Craig Bryan, a psychologist at the National Center for Veterans Studies at the University of Utah, said that veterans with post-traumatic stress can become violent and that therapists were often trained in escalation. But they can be caught in a Catch-22, he said, in which continuing treatment with an increasingly aggressive patient is potentially harmful to both parties, but so is ending treatment.
“I’ve certainly been afraid of being collateral damage at times,” Mr. Bryan said.
The Pathway program is distinct from the Veterans Home, which houses around 900 people, most of them elderly and veterans of earlier wars — Vietnam, Korea and even World War II.
“It’s great here,” said Bob Abbott, 75, a retired painter who served in the Mekong Delta in 1969 and who has lived on the campus for the last three years.
Veterans can while away days on the golf course next door. They roll strikes at the bowling alley, trim geraniums in their wine-barrel planters, and visit nearby restaurants and wineries.
But on Friday, idyllic routines were disrupted by a sound that some residents quickly recognized from their past lives: an air siren.
The staff told residents, wrongly, that a shooting had occurred in the dining hall, which is next to the Pathway building, and ordered them to lock themselves in their buildings, Mr. Abbott said.

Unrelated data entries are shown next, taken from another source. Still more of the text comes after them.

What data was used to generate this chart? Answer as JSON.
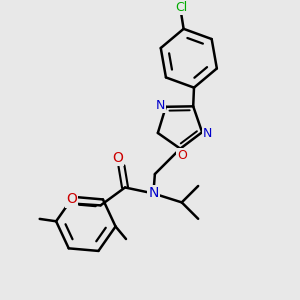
{
  "background_color": "#e8e8e8",
  "line_color": "#000000",
  "bond_width": 1.8,
  "N_color": "#0000cc",
  "O_color": "#cc0000",
  "Cl_color": "#00aa00",
  "figsize": [
    3.0,
    3.0
  ],
  "dpi": 100,
  "xlim": [
    0.0,
    10.0
  ],
  "ylim": [
    0.0,
    10.0
  ]
}
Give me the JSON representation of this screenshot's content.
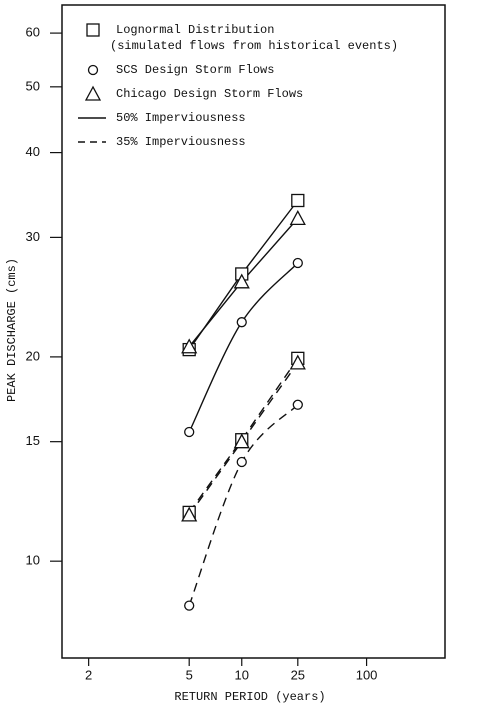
{
  "chart_data": {
    "type": "line",
    "xlabel": "RETURN PERIOD (years)",
    "ylabel": "PEAK DISCHARGE (cms)",
    "xscale": "normal-probability",
    "yscale": "log",
    "x": [
      5,
      10,
      25
    ],
    "xlim": [
      1.7,
      700
    ],
    "xticks": [
      2,
      5,
      10,
      25,
      100
    ],
    "ylim": [
      7.2,
      66
    ],
    "yticks": [
      10,
      15,
      20,
      30,
      40,
      50,
      60
    ],
    "color": "#111111",
    "series": [
      {
        "marker": "square",
        "linestyle": "solid",
        "smooth": false,
        "values": [
          20.5,
          26.5,
          34
        ]
      },
      {
        "marker": "triangle",
        "linestyle": "solid",
        "smooth": false,
        "values": [
          20.7,
          25.8,
          32
        ]
      },
      {
        "marker": "circle",
        "linestyle": "solid",
        "smooth": true,
        "values": [
          15.5,
          22.5,
          27.5
        ]
      },
      {
        "marker": "square",
        "linestyle": "dashed",
        "smooth": false,
        "values": [
          11.8,
          15.1,
          19.9
        ]
      },
      {
        "marker": "triangle",
        "linestyle": "dashed",
        "smooth": false,
        "values": [
          11.7,
          15.0,
          19.6
        ]
      },
      {
        "marker": "circle",
        "linestyle": "dashed",
        "smooth": true,
        "values": [
          8.6,
          14,
          17
        ]
      }
    ],
    "legend": [
      {
        "marker": "square",
        "text": [
          "Lognormal Distribution",
          "(simulated flows from historical events)"
        ]
      },
      {
        "marker": "circle",
        "text": [
          "SCS Design Storm Flows"
        ]
      },
      {
        "marker": "triangle",
        "text": [
          "Chicago Design Storm Flows"
        ]
      },
      {
        "linestyle": "solid",
        "text": [
          "50% Imperviousness"
        ]
      },
      {
        "linestyle": "dashed",
        "text": [
          "35% Imperviousness"
        ]
      }
    ]
  }
}
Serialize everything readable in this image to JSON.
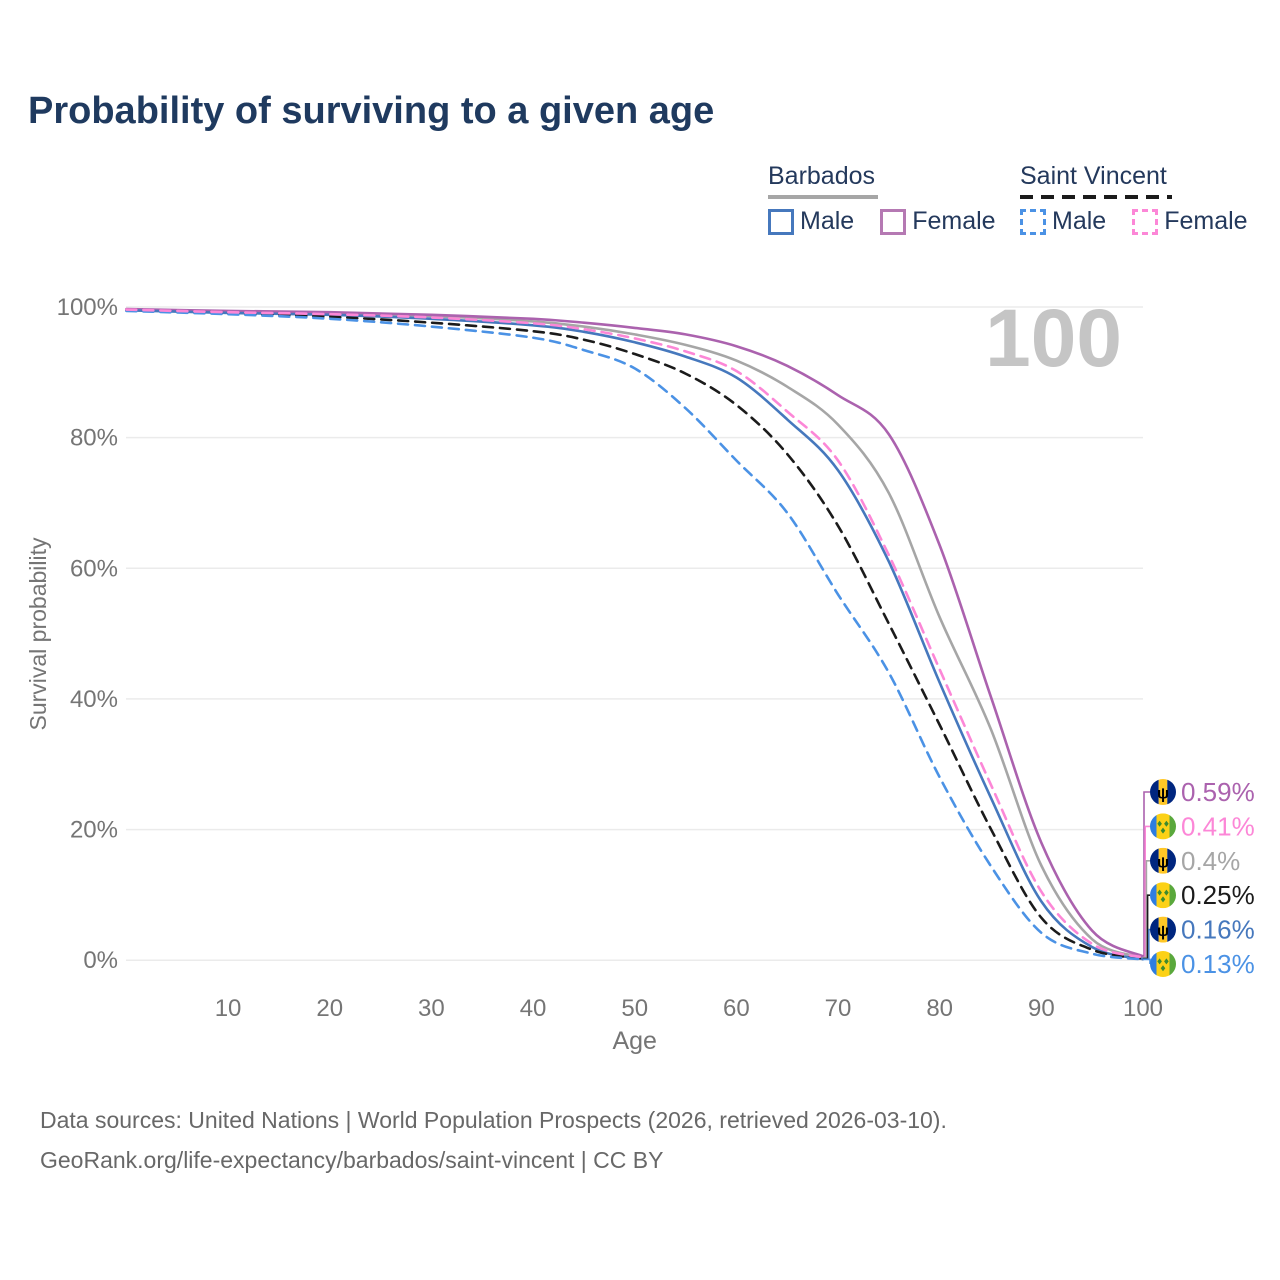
{
  "page": {
    "title": "Probability of surviving to a given age"
  },
  "legend": {
    "groups": [
      {
        "title": "Barbados",
        "underline_style": "solid",
        "underline_color": "#a6a6a6",
        "items": [
          {
            "label": "Male",
            "color": "#4678bd",
            "dashed": false
          },
          {
            "label": "Female",
            "color": "#b579b3",
            "dashed": false
          }
        ]
      },
      {
        "title": "Saint Vincent",
        "underline_style": "dashed",
        "underline_color": "#1b1b1b",
        "items": [
          {
            "label": "Male",
            "color": "#4b92e5",
            "dashed": true
          },
          {
            "label": "Female",
            "color": "#fc87d7",
            "dashed": true
          }
        ]
      }
    ]
  },
  "footer": {
    "line1": "Data sources: United Nations | World Population Prospects (2026, retrieved 2026-03-10).",
    "line2": "GeoRank.org/life-expectancy/barbados/saint-vincent | CC BY"
  },
  "colors": {
    "title": "#1f3a5f",
    "axis_text": "#757575",
    "grid": "#ebebeb",
    "watermark": "#c5c5c5",
    "footer": "#686868",
    "background": "#ffffff"
  },
  "flags": {
    "barbados": {
      "blue": "#00267f",
      "gold": "#ffc726",
      "trident": "#000000"
    },
    "saint_vincent": {
      "blue": "#2e7de0",
      "gold": "#fcd116",
      "green": "#5aa83c",
      "diamond": "#3d8a2e"
    }
  },
  "chart_data": {
    "type": "line",
    "title": "Probability of surviving to a given age",
    "xlabel": "Age",
    "ylabel": "Survival probability",
    "xlim": [
      0,
      100
    ],
    "ylim": [
      0,
      100
    ],
    "grid": "horizontal-only",
    "legend_position": "top-right",
    "watermark": "100",
    "x_ticks": [
      {
        "value": 10,
        "label": "10"
      },
      {
        "value": 20,
        "label": "20"
      },
      {
        "value": 30,
        "label": "30"
      },
      {
        "value": 40,
        "label": "40"
      },
      {
        "value": 50,
        "label": "50"
      },
      {
        "value": 60,
        "label": "60"
      },
      {
        "value": 70,
        "label": "70"
      },
      {
        "value": 80,
        "label": "80"
      },
      {
        "value": 90,
        "label": "90"
      },
      {
        "value": 100,
        "label": "100"
      }
    ],
    "y_ticks": [
      {
        "value": 0,
        "label": "0%"
      },
      {
        "value": 20,
        "label": "20%"
      },
      {
        "value": 40,
        "label": "40%"
      },
      {
        "value": 60,
        "label": "60%"
      },
      {
        "value": 80,
        "label": "80%"
      },
      {
        "value": 100,
        "label": "100%"
      }
    ],
    "ages": [
      0,
      10,
      20,
      30,
      40,
      45,
      50,
      55,
      60,
      65,
      70,
      75,
      80,
      85,
      90,
      95,
      100
    ],
    "series": [
      {
        "id": "barbados-total",
        "name": "Barbados Total",
        "flag": "barbados",
        "color": "#a6a6a6",
        "dash": null,
        "end_label": "0.4%",
        "values": [
          99.6,
          99.3,
          99.0,
          98.6,
          97.8,
          97.0,
          95.8,
          94.2,
          91.8,
          87.8,
          82.0,
          71.5,
          52.5,
          35.5,
          14.5,
          3.2,
          0.4
        ]
      },
      {
        "id": "barbados-female",
        "name": "Barbados Female",
        "flag": "barbados",
        "color": "#ab62ae",
        "dash": null,
        "end_label": "0.59%",
        "values": [
          99.7,
          99.4,
          99.2,
          98.8,
          98.2,
          97.6,
          96.8,
          95.8,
          94.0,
          91.0,
          86.5,
          80.5,
          63.5,
          40.5,
          18.0,
          4.5,
          0.59
        ]
      },
      {
        "id": "barbados-male",
        "name": "Barbados Male",
        "flag": "barbados",
        "color": "#4678bd",
        "dash": null,
        "end_label": "0.16%",
        "values": [
          99.5,
          99.1,
          98.8,
          98.2,
          97.2,
          96.2,
          94.6,
          92.4,
          89.2,
          82.8,
          75.0,
          61.0,
          42.5,
          25.0,
          9.0,
          2.0,
          0.16
        ]
      },
      {
        "id": "saint-vincent-total",
        "name": "Saint Vincent Total",
        "flag": "saint-vincent",
        "color": "#1b1b1b",
        "dash": "10 7",
        "end_label": "0.25%",
        "values": [
          99.5,
          99.0,
          98.5,
          97.6,
          96.3,
          95.0,
          92.8,
          89.8,
          85.0,
          77.5,
          66.5,
          51.5,
          36.0,
          20.2,
          6.5,
          1.6,
          0.25
        ]
      },
      {
        "id": "saint-vincent-male",
        "name": "Saint Vincent Male",
        "flag": "saint-vincent",
        "color": "#4b92e5",
        "dash": "10 7",
        "end_label": "0.13%",
        "values": [
          99.4,
          98.9,
          98.2,
          97.0,
          95.3,
          93.4,
          90.6,
          84.5,
          76.5,
          68.5,
          56.0,
          44.0,
          28.0,
          14.5,
          4.2,
          1.0,
          0.13
        ]
      },
      {
        "id": "saint-vincent-female",
        "name": "Saint Vincent Female",
        "flag": "saint-vincent",
        "color": "#fc87d7",
        "dash": "10 7",
        "end_label": "0.41%",
        "values": [
          99.6,
          99.2,
          98.9,
          98.4,
          97.5,
          96.6,
          95.2,
          93.2,
          90.2,
          84.0,
          76.5,
          62.0,
          44.5,
          27.0,
          10.5,
          2.5,
          0.41
        ]
      }
    ]
  }
}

“It was a complete shock,” he said. “We’ve never had anything like that before.”
Austin Blake, a 59-year-old former tank operator for the Army, said he sometimes ran into the men who attended the Pathway program and was struck by how young they looked.
“I thought, ‘You kids don’t look like veterans, you look like high school students looking for a prom date,’” he said.
Mr. Blake, who is a representative on the Allied Council, a governing body at the veterans home, said veterans were accustomed to death in Yountville, but usually those from natural causes.
The Pathway staff met on Saturday to decide the future course of the organization and how to memorialize their dead colleagues.
“They lived their lies selflessly,” Mr. Dunbar said. “Each of them brought energy, vitality, personality to their jobs.”